Just beyond Worcester there is a passing loop for westbound trains at Abbotswood Junction (opened 5th October 1850) and formerly an interchange station (closed 1st October 1855) and a good spot for photography at Croome.
The line then passes through four small villages that all had their own stations. These were at Wadborough, Defford (Defford for Pershore in Midland Railway days), Eckington and Bredon that all four closed 4th January 1965 and shortlived ones at Pirton and Besford).
At Eckington the line crosses the River Avon over a bridge that was built in 1931.

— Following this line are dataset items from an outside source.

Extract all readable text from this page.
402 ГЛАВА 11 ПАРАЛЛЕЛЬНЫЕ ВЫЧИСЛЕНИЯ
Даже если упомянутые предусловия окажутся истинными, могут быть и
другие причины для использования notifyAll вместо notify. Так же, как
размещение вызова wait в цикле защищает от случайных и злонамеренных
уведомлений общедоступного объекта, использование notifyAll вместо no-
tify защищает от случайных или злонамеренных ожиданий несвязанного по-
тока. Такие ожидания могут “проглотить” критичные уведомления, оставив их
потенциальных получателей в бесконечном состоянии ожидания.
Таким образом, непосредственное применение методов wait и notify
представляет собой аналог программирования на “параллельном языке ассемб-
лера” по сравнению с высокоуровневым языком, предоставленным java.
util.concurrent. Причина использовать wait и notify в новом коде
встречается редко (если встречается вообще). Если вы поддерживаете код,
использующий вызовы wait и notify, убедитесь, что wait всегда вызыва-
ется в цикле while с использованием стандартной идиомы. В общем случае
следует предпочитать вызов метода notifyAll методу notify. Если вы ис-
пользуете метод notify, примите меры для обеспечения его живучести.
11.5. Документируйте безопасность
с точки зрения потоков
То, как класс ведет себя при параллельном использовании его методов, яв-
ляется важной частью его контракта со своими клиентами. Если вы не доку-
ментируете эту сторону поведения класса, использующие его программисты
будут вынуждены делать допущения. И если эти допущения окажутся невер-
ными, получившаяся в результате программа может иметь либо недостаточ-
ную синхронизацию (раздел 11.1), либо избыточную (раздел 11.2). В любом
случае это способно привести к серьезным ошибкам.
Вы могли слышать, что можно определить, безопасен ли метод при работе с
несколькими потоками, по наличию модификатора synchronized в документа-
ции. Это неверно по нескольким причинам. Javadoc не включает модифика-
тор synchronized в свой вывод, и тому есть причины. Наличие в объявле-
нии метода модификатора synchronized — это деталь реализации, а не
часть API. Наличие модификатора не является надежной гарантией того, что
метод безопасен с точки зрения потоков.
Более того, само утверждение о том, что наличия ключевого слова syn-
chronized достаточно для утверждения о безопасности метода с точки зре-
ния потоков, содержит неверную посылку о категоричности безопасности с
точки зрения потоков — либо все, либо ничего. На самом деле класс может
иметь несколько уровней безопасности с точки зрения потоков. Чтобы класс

The next station is Ashchurch for Tewkesbury (a new station on the site of the original Ashchurch station that closed 15th November 1971). This was an important junction station with lines to Redditch (closed 12th June 1963) and Malvern (closed 14th June 1961). After leaving Ashchurch there was a station at Cleeve (closed 2nd February 1950) before reaching Cheltenham and then Gloucester.
"The Birmingham Gloucester Line" by Colin Maggs, Line One Publishing Limited, 1986, ISBN 0 907036 10 4. This book provides a history of the line, many historic photographs and good track plans. Recommended.
"The Birmingham and Gloucester Railway" by P.J.Long and The Reverend W.V.Awdry, Alan Sutton Publishing, 1987, ISBN 0 862993 29 6. This seems to be the definitive guide to this railway line and includes a wealth of detail, photographs and statistical information. Recommended.